Shadow Boat EP

Porter Ricks

Tresor – 2016
par Côme, le 9 décembre 2016
9

Lorsque l’on aborde le duo Porter Ricks (Thomas Köner + Andy Mellwig), parler de légende est entièrement justifié. Déjà parce que leur Biokinetics occupe une place de choix aux côtés des premiers Monolake et Fluxion dans l’excellentissime catalogue de Chain Reaction, ensuite parce que la suite de leur discographie sur Mille Plateaux mérite elle aussi largement le détour.

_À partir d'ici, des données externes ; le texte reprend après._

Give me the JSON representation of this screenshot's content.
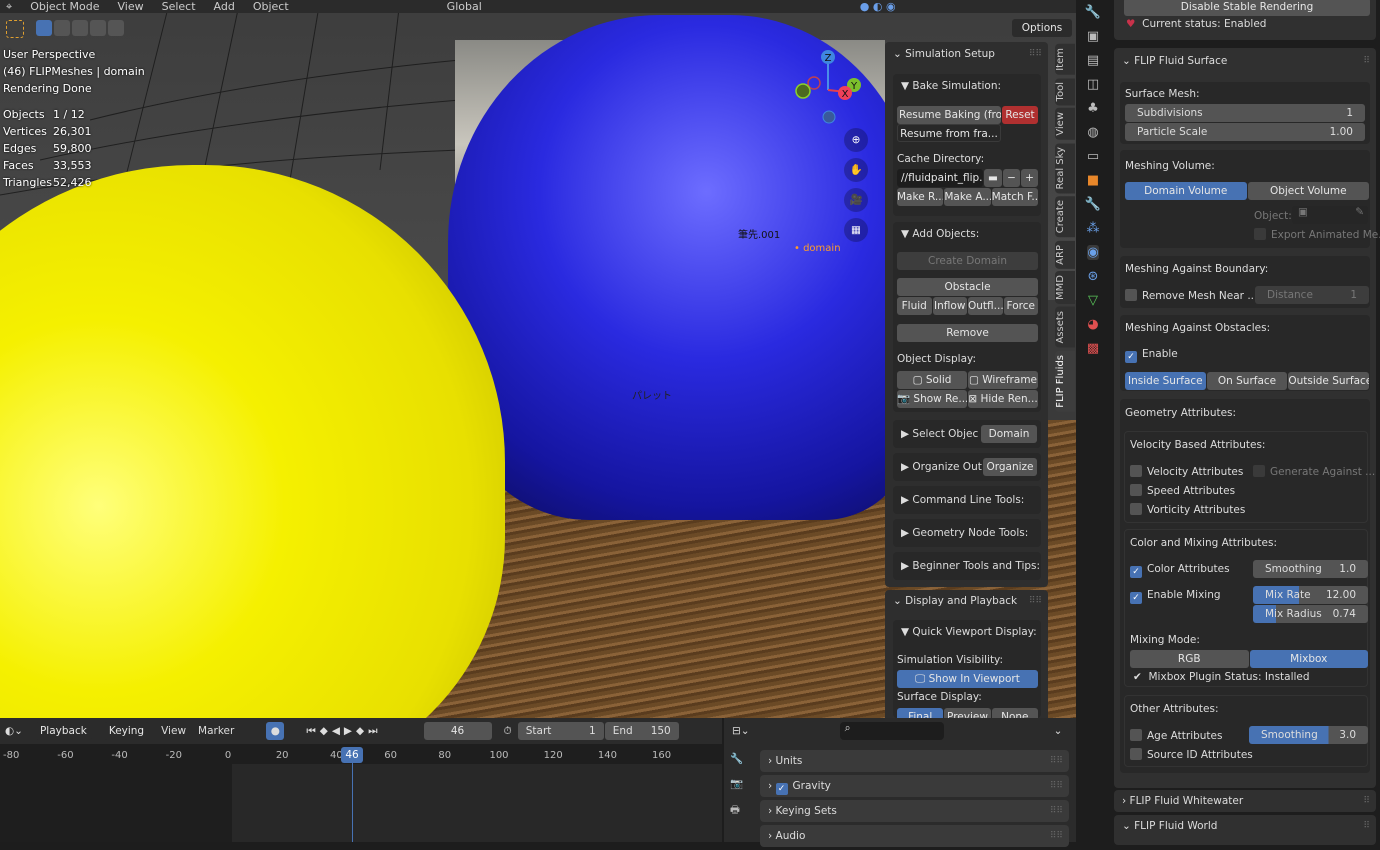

Et puis le duo avait pour ainsi dire disparu des radars durant 17 ans (il y a bien eu quelques performances live et surtout des carrières solo remarquables) et leur discographie elle-même tendait à disparaître physiquement : Mille Plateaux a fait faillite et les boîtes en métal de Chain Reaction allaient finir par avoir raison des CD qu’elles contenaient*. Et puis il y a eu ce live au Berlin Atonal, cet EP et enfin l’annonce furtive d’un album pour l’an prochain, comme si le Millenium Falcon était d’un seul coup apparu au cinéma sans toute la hype l’entourant.

Et dès les premières mesures, c’est comme si rien n’avait changé : le delay, l’écho, les textures distordues, les kicks qui semblent provenir de machines immergées dans l’eau, tout y est. Trois titres à l’inertie monstrueuse, à l’espace immense, aux nappes d’une telle profondeur que l’on pourrait s’y noyer. Trois variations d’une dub techno imprévisible et pourtant si familière, les deux producteurs ne se contentant finalement « que » de faire ce qu’ils ont toujours si bien fait, évoluant toujours sans réelle concurrence. S’il fallait vraiment chercher à trouver des différences entre le Porter Ricks de 1999 et l’actuel, on dirait que les morceaux semblent moins lo-fi (et encore) et que "Shadow Boat" sonne plus triomphant que tout le reste de leur catalogue. Mais là n’est pas vraiment le but. De même qu’il n’est pas nécessaire de continuer à multiplier les métaphores maritimes pour broder plus longtemps. On se demandait honnêtement avant la sortie de Shadow Boat si le retour de Porter Ricks était vraiment pertinent. En fait, alors que la scène techno semble de plus en plus dégénérer en line-ups identiques et en producteurs flavor of the month, ce retour n’est même pas pertinent. Il est salutaire.

* En gros les packagings de Chain Reaction, des espèces de digipack en métal, avaient tendance à se tordre, détruisant les CDs qu'ils contenaient.